In this claim, the policyholder was not aware of the hail damage to a wood shake roof on a two-story house for many months. When the adjuster did weather research, the conclusion was that the hail storm occurred more than 180 days before the claim was made and cited this policy language as the basis for limiting coverage to ACV rather than RC.
The FC&S answer did not address the insurance contract language and based its opinion for RC coverage on the manifestation theory of occurrences. While I agree with their conclusion that RC coverage is appropriate, I base that on the actual contract language and not the occurrence theory. More on the policy language in a minute, but first a brief side step on occurrence theories. If you are not aware of these loss occurrence theories, you might take a few minutes to peruse these two articles:
- “Trigger Theories in Homeowners Insurance”
- “No Manifestation Destiny: The Seventh Circuit Declines to Set a Standard Trigger Rule for First-Party Property Policies”
If you read these articles, you can see how even the courts disagree on which theory, if any, is applicable to first-party property damage claims. But I believe there is an easier way of determining whether RC or ACV is owed to the insured. At about the same time the FC&S article was published, I received an email from an insurance company’s home office claims manager about a hail claim under the CP 00 10 12. The claim was filed on June 21, 2020 when the roof damage was discovered but the carrier’s investigation has led them to believe the loss actually occurred in 2017. The policy was in force throughout this time period. The claim manager believes RC is owed but the carrier’s legal counsel believes recovery is limited to ACV because the insured failed to report the claim within 180 days of the date of loss or damage.
I believe the answer lies in the contract language itself [emphasis added]:
- “You may make a claim for loss or damage covered by this insurance on an actual cash value basis instead of on a replacement cost basis. In the event you elect to have loss or damage settled on an actual cash value basis, you may still make a claim for the additional coverage this Optional Coverage provides if you notify us of your intent to do so within 180 days after the loss or damage.”
This provision starts out by saying “You may make a claim for loss or damage covered by this insurance on an actual cash value basis….” The reality is that the insured is NOT making a claim for ACV. The insured paid for and expects RC coverage and is making the claim for RC coverage.

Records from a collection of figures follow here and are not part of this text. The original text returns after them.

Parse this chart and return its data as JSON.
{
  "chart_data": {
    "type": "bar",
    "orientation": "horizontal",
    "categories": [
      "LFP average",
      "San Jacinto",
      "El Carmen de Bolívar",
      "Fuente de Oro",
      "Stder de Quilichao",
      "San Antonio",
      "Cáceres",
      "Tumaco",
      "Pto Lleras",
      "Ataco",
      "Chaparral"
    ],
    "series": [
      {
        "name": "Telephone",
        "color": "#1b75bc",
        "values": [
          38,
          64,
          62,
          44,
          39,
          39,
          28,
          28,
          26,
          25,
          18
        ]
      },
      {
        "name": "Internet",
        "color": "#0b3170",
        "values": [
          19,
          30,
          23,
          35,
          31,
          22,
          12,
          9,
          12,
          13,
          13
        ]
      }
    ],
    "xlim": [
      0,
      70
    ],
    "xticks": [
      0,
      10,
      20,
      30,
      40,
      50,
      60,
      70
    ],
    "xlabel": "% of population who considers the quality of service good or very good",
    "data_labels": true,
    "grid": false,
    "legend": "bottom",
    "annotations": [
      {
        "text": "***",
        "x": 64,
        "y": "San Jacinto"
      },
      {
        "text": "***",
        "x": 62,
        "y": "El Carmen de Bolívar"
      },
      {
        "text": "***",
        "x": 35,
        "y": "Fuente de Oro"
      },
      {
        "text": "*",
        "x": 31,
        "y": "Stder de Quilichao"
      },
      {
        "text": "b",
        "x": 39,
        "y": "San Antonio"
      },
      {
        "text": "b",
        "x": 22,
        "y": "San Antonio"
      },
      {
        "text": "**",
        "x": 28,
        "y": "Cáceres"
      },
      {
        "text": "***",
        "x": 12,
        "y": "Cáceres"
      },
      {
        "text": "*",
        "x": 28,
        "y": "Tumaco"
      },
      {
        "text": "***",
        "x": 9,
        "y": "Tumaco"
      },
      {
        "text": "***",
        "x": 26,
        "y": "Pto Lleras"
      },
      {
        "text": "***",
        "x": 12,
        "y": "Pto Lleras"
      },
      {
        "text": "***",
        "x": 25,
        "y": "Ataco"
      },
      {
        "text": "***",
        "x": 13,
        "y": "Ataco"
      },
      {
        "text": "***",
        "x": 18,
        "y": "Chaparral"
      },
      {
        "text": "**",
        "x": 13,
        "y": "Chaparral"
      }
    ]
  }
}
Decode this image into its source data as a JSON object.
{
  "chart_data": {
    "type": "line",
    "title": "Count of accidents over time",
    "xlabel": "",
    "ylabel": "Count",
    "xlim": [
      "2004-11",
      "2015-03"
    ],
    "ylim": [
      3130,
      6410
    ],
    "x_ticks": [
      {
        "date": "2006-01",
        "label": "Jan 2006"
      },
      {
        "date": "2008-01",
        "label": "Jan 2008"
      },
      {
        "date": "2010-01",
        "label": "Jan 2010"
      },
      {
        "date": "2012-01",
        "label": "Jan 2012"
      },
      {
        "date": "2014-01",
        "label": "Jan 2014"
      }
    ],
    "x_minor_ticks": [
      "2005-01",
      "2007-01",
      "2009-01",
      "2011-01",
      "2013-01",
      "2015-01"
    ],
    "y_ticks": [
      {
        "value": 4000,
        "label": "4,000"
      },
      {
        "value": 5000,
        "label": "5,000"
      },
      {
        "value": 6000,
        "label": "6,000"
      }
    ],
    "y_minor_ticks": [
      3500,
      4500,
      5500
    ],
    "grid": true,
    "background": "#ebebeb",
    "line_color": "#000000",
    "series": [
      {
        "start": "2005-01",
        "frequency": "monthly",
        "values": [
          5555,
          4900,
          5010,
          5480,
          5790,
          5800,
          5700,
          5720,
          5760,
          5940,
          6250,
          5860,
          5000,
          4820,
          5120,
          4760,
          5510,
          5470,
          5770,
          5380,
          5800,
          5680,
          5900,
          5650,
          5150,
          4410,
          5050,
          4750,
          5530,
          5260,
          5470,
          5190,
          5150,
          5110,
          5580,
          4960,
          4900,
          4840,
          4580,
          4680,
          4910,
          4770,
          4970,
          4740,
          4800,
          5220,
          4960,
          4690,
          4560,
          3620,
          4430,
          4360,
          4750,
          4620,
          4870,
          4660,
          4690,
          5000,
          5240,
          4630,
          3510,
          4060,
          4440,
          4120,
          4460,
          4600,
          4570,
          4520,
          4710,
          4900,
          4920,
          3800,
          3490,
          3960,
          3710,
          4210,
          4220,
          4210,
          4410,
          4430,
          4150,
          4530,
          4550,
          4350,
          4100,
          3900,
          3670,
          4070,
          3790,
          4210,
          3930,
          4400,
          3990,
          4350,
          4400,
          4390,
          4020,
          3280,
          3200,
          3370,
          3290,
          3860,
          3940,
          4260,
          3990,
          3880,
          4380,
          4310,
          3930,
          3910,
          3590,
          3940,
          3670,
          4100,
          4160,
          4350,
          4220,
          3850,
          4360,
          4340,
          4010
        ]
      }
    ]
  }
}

The second part of the provision goes on to say that “In the event you elect to have loss or damage settled on an actual cash value basis….” Again, the insured never elected an ACV recovery. Therefore, the “In the event you elect….” language required to trigger the 180-day provision is inapplicable.

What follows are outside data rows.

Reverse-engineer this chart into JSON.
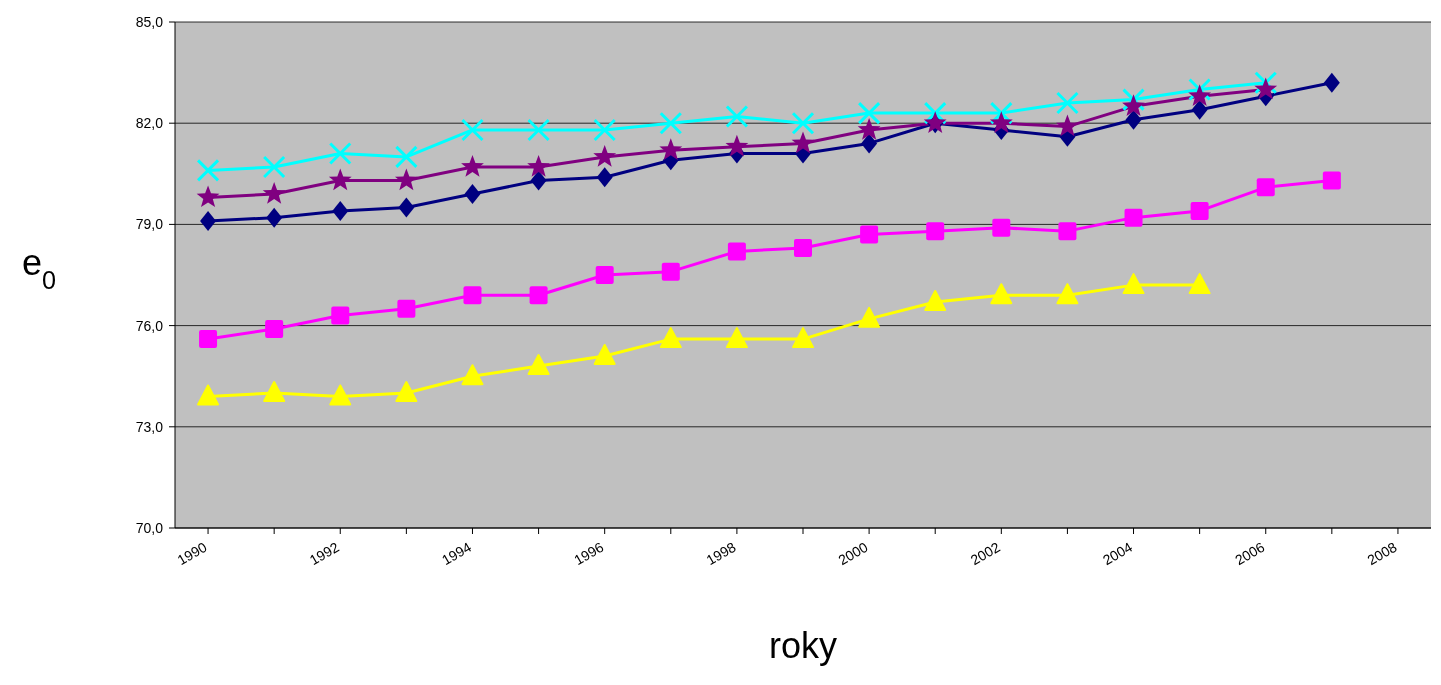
{
  "chart_data": {
    "type": "line",
    "xlabel": "roky",
    "ylabel": "e$_{0}$",
    "categories": [
      "1990",
      null,
      "1992",
      null,
      "1994",
      null,
      "1996",
      null,
      "1998",
      null,
      "2000",
      null,
      "2002",
      null,
      "2004",
      null,
      "2006",
      null,
      "2008"
    ],
    "ylim": [
      70,
      85
    ],
    "yticks": [
      {
        "value": 70,
        "label": "70,0"
      },
      {
        "value": 73,
        "label": "73,0"
      },
      {
        "value": 76,
        "label": "76,0"
      },
      {
        "value": 79,
        "label": "79,0"
      },
      {
        "value": 82,
        "label": "82,0"
      },
      {
        "value": 85,
        "label": "85,0"
      }
    ],
    "grid": "y",
    "legend": false,
    "line_style": "solid",
    "series": [
      {
        "color": "#000080",
        "marker": "diamond",
        "values": [
          79.1,
          79.2,
          79.4,
          79.5,
          79.9,
          80.3,
          80.4,
          80.9,
          81.1,
          81.1,
          81.4,
          82.0,
          81.8,
          81.6,
          82.1,
          82.4,
          82.8,
          83.2,
          null
        ]
      },
      {
        "color": "#ff00ff",
        "marker": "square",
        "values": [
          75.6,
          75.9,
          76.3,
          76.5,
          76.9,
          76.9,
          77.5,
          77.6,
          78.2,
          78.3,
          78.7,
          78.8,
          78.9,
          78.8,
          79.2,
          79.4,
          80.1,
          80.3,
          null
        ]
      },
      {
        "color": "#ffff00",
        "marker": "triangle",
        "values": [
          73.9,
          74.0,
          73.9,
          74.0,
          74.5,
          74.8,
          75.1,
          75.6,
          75.6,
          75.6,
          76.2,
          76.7,
          76.9,
          76.9,
          77.2,
          77.2,
          null,
          null,
          null
        ]
      },
      {
        "color": "#00ffff",
        "marker": "cross",
        "values": [
          80.6,
          80.7,
          81.1,
          81.0,
          81.8,
          81.8,
          81.8,
          82.0,
          82.2,
          82.0,
          82.3,
          82.3,
          82.3,
          82.6,
          82.7,
          83.0,
          83.2,
          null,
          null
        ]
      },
      {
        "color": "#800080",
        "marker": "star",
        "values": [
          79.8,
          79.9,
          80.3,
          80.3,
          80.7,
          80.7,
          81.0,
          81.2,
          81.3,
          81.4,
          81.8,
          82.0,
          82.0,
          81.9,
          82.5,
          82.8,
          83.0,
          null,
          null
        ]
      }
    ]
  }
}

The only time the 180-day limitation is triggered is IF the insured actually requests an initial ACV recovery and that is not the case for these types of claims.

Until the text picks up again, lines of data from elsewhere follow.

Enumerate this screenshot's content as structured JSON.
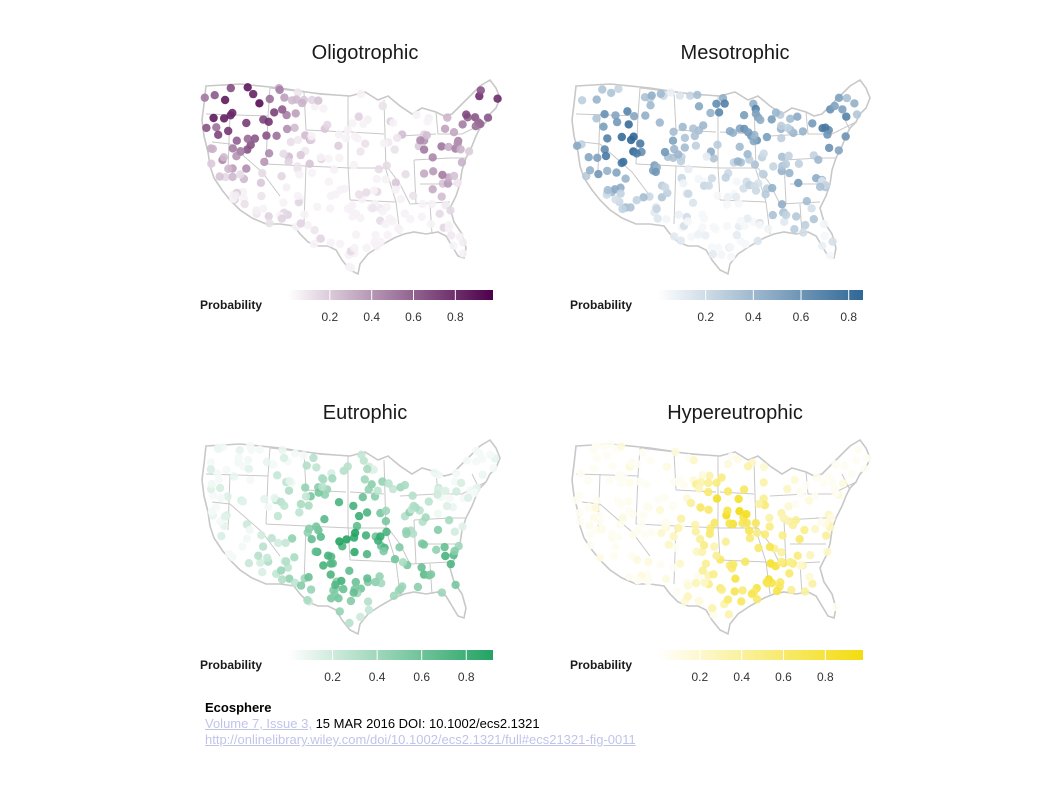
{
  "colors": {
    "oligotrophic": "#4d004b",
    "mesotrophic": "#2f6796",
    "eutrophic": "#23a363",
    "hypereutrophic": "#f3dc10",
    "outline": "#c8c8c8"
  },
  "panels": [
    {
      "id": "oligotrophic",
      "title": "Oligotrophic",
      "legend_title": "Probability",
      "ticks": [
        "0.2",
        "0.4",
        "0.6",
        "0.8"
      ],
      "tick_values": [
        0.2,
        0.4,
        0.6,
        0.8
      ],
      "range": [
        0,
        0.98
      ],
      "color": "#4d004b",
      "hotspot": "northwest-northeast",
      "seed": 11
    },
    {
      "id": "mesotrophic",
      "title": "Mesotrophic",
      "legend_title": "Probability",
      "ticks": [
        "0.2",
        "0.4",
        "0.6",
        "0.8"
      ],
      "tick_values": [
        0.2,
        0.4,
        0.6,
        0.8
      ],
      "range": [
        0,
        0.86
      ],
      "color": "#2f6796",
      "hotspot": "west-northeast",
      "seed": 23
    },
    {
      "id": "eutrophic",
      "title": "Eutrophic",
      "legend_title": "Probability",
      "ticks": [
        "0.2",
        "0.4",
        "0.6",
        "0.8"
      ],
      "tick_values": [
        0.2,
        0.4,
        0.6,
        0.8
      ],
      "range": [
        0,
        0.92
      ],
      "color": "#23a363",
      "hotspot": "central-southeast",
      "seed": 37
    },
    {
      "id": "hypereutrophic",
      "title": "Hypereutrophic",
      "legend_title": "Probability",
      "ticks": [
        "0.2",
        "0.4",
        "0.6",
        "0.8"
      ],
      "tick_values": [
        0.2,
        0.4,
        0.6,
        0.8
      ],
      "range": [
        0,
        0.98
      ],
      "color": "#f3dc10",
      "hotspot": "midwest-south",
      "seed": 51
    }
  ],
  "citation": {
    "journal": "Ecosphere",
    "issue_link": "Volume 7, Issue 3,",
    "date_doi": " 15 MAR 2016 DOI: 10.1002/ecs2.1321",
    "url": "http://onlinelibrary.wiley.com/doi/10.1002/ecs2.1321/full#ecs21321-fig-0011"
  }
}
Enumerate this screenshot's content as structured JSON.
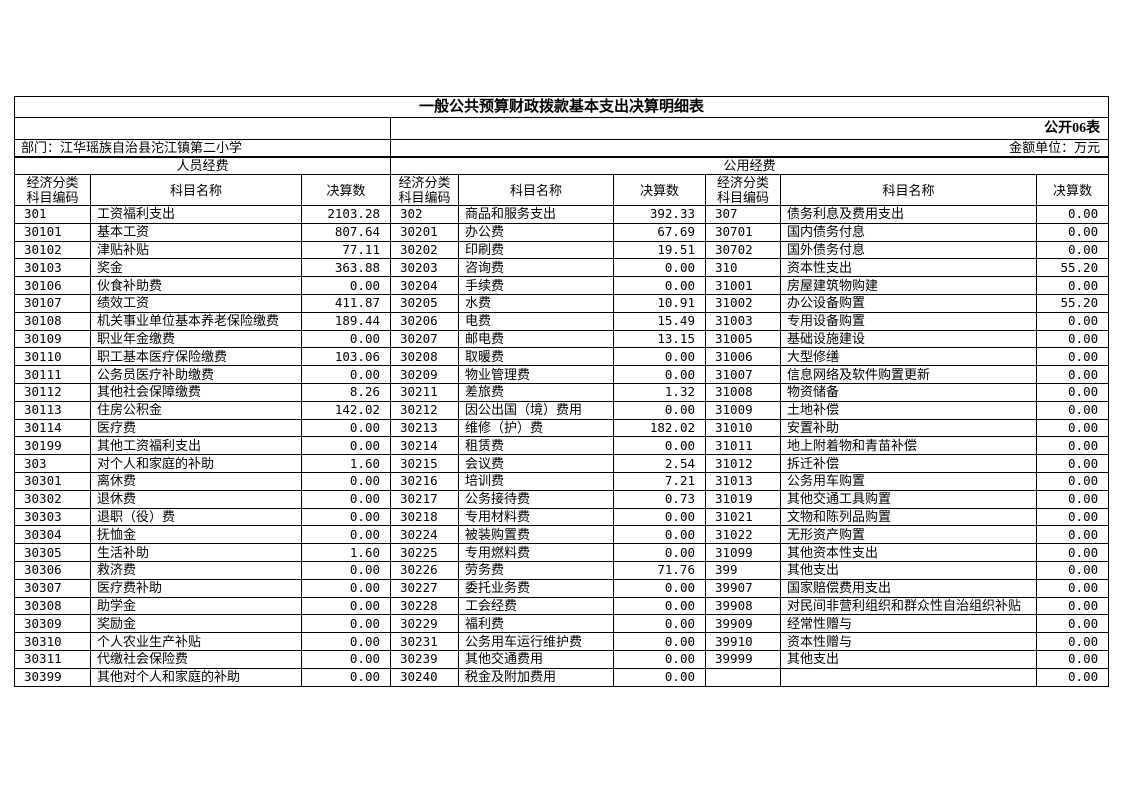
{
  "page": {
    "title": "一般公共预算财政拨款基本支出决算明细表",
    "form_no": "公开06表",
    "department": "部门：江华瑶族自治县沱江镇第二小学",
    "unit": "金额单位：万元"
  },
  "colors": {
    "text": "#000000",
    "border": "#000000",
    "background": "#ffffff"
  },
  "table": {
    "sections": {
      "personnel": "人员经费",
      "public": "公用经费"
    },
    "column_headers": {
      "code_line1": "经济分类",
      "code_line2": "科目编码",
      "subject": "科目名称",
      "amount": "决算数"
    },
    "groups": [
      {
        "section": "人员经费",
        "rows": [
          [
            "301",
            "工资福利支出",
            "2103.28"
          ],
          [
            "30101",
            "基本工资",
            "807.64"
          ],
          [
            "30102",
            "津贴补贴",
            "77.11"
          ],
          [
            "30103",
            "奖金",
            "363.88"
          ],
          [
            "30106",
            "伙食补助费",
            "0.00"
          ],
          [
            "30107",
            "绩效工资",
            "411.87"
          ],
          [
            "30108",
            "机关事业单位基本养老保险缴费",
            "189.44"
          ],
          [
            "30109",
            "职业年金缴费",
            "0.00"
          ],
          [
            "30110",
            "职工基本医疗保险缴费",
            "103.06"
          ],
          [
            "30111",
            "公务员医疗补助缴费",
            "0.00"
          ],
          [
            "30112",
            "其他社会保障缴费",
            "8.26"
          ],
          [
            "30113",
            "住房公积金",
            "142.02"
          ],
          [
            "30114",
            "医疗费",
            "0.00"
          ],
          [
            "30199",
            "其他工资福利支出",
            "0.00"
          ],
          [
            "303",
            "对个人和家庭的补助",
            "1.60"
          ],
          [
            "30301",
            "离休费",
            "0.00"
          ],
          [
            "30302",
            "退休费",
            "0.00"
          ],
          [
            "30303",
            "退职（役）费",
            "0.00"
          ],
          [
            "30304",
            "抚恤金",
            "0.00"
          ],
          [
            "30305",
            "生活补助",
            "1.60"
          ],
          [
            "30306",
            "救济费",
            "0.00"
          ],
          [
            "30307",
            "医疗费补助",
            "0.00"
          ],
          [
            "30308",
            "助学金",
            "0.00"
          ],
          [
            "30309",
            "奖励金",
            "0.00"
          ],
          [
            "30310",
            "个人农业生产补贴",
            "0.00"
          ],
          [
            "30311",
            "代缴社会保险费",
            "0.00"
          ],
          [
            "30399",
            "其他对个人和家庭的补助",
            "0.00"
          ]
        ]
      },
      {
        "section": "公用经费",
        "rows": [
          [
            "302",
            "商品和服务支出",
            "392.33"
          ],
          [
            "30201",
            "办公费",
            "67.69"
          ],
          [
            "30202",
            "印刷费",
            "19.51"
          ],
          [
            "30203",
            "咨询费",
            "0.00"
          ],
          [
            "30204",
            "手续费",
            "0.00"
          ],
          [
            "30205",
            "水费",
            "10.91"
          ],
          [
            "30206",
            "电费",
            "15.49"
          ],
          [
            "30207",
            "邮电费",
            "13.15"
          ],
          [
            "30208",
            "取暖费",
            "0.00"
          ],
          [
            "30209",
            "物业管理费",
            "0.00"
          ],
          [
            "30211",
            "差旅费",
            "1.32"
          ],
          [
            "30212",
            "因公出国（境）费用",
            "0.00"
          ],
          [
            "30213",
            "维修（护）费",
            "182.02"
          ],
          [
            "30214",
            "租赁费",
            "0.00"
          ],
          [
            "30215",
            "会议费",
            "2.54"
          ],
          [
            "30216",
            "培训费",
            "7.21"
          ],
          [
            "30217",
            "公务接待费",
            "0.73"
          ],
          [
            "30218",
            "专用材料费",
            "0.00"
          ],
          [
            "30224",
            "被装购置费",
            "0.00"
          ],
          [
            "30225",
            "专用燃料费",
            "0.00"
          ],
          [
            "30226",
            "劳务费",
            "71.76"
          ],
          [
            "30227",
            "委托业务费",
            "0.00"
          ],
          [
            "30228",
            "工会经费",
            "0.00"
          ],
          [
            "30229",
            "福利费",
            "0.00"
          ],
          [
            "30231",
            "公务用车运行维护费",
            "0.00"
          ],
          [
            "30239",
            "其他交通费用",
            "0.00"
          ],
          [
            "30240",
            "税金及附加费用",
            "0.00"
          ]
        ]
      },
      {
        "section": "公用经费",
        "rows": [
          [
            "307",
            "债务利息及费用支出",
            "0.00"
          ],
          [
            "30701",
            "国内债务付息",
            "0.00"
          ],
          [
            "30702",
            "国外债务付息",
            "0.00"
          ],
          [
            "310",
            "资本性支出",
            "55.20"
          ],
          [
            "31001",
            "房屋建筑物购建",
            "0.00"
          ],
          [
            "31002",
            "办公设备购置",
            "55.20"
          ],
          [
            "31003",
            "专用设备购置",
            "0.00"
          ],
          [
            "31005",
            "基础设施建设",
            "0.00"
          ],
          [
            "31006",
            "大型修缮",
            "0.00"
          ],
          [
            "31007",
            "信息网络及软件购置更新",
            "0.00"
          ],
          [
            "31008",
            "物资储备",
            "0.00"
          ],
          [
            "31009",
            "土地补偿",
            "0.00"
          ],
          [
            "31010",
            "安置补助",
            "0.00"
          ],
          [
            "31011",
            "地上附着物和青苗补偿",
            "0.00"
          ],
          [
            "31012",
            "拆迁补偿",
            "0.00"
          ],
          [
            "31013",
            "公务用车购置",
            "0.00"
          ],
          [
            "31019",
            "其他交通工具购置",
            "0.00"
          ],
          [
            "31021",
            "文物和陈列品购置",
            "0.00"
          ],
          [
            "31022",
            "无形资产购置",
            "0.00"
          ],
          [
            "31099",
            "其他资本性支出",
            "0.00"
          ],
          [
            "399",
            "其他支出",
            "0.00"
          ],
          [
            "39907",
            "国家赔偿费用支出",
            "0.00"
          ],
          [
            "39908",
            "对民间非营利组织和群众性自治组织补贴",
            "0.00"
          ],
          [
            "39909",
            "经常性赠与",
            "0.00"
          ],
          [
            "39910",
            "资本性赠与",
            "0.00"
          ],
          [
            "39999",
            "其他支出",
            "0.00"
          ],
          [
            "",
            "",
            "0.00"
          ]
        ]
      }
    ]
  }
}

I believe this reading is in keeping with the insured’s reasonable expectations for the coverage their premium paid for, is the proper interpretation as a matter of equity, and is the clear and unambiguous meaning of this language. The RTFP Doctrine prevails.
P.S. Another myth is that the insured must actually replace the property within 180 days of loss in order to recover on a RC basis. That’s not what the policy language above says. The insured only has to provide notice within 180 days that the insured intends to recover on a RC basis.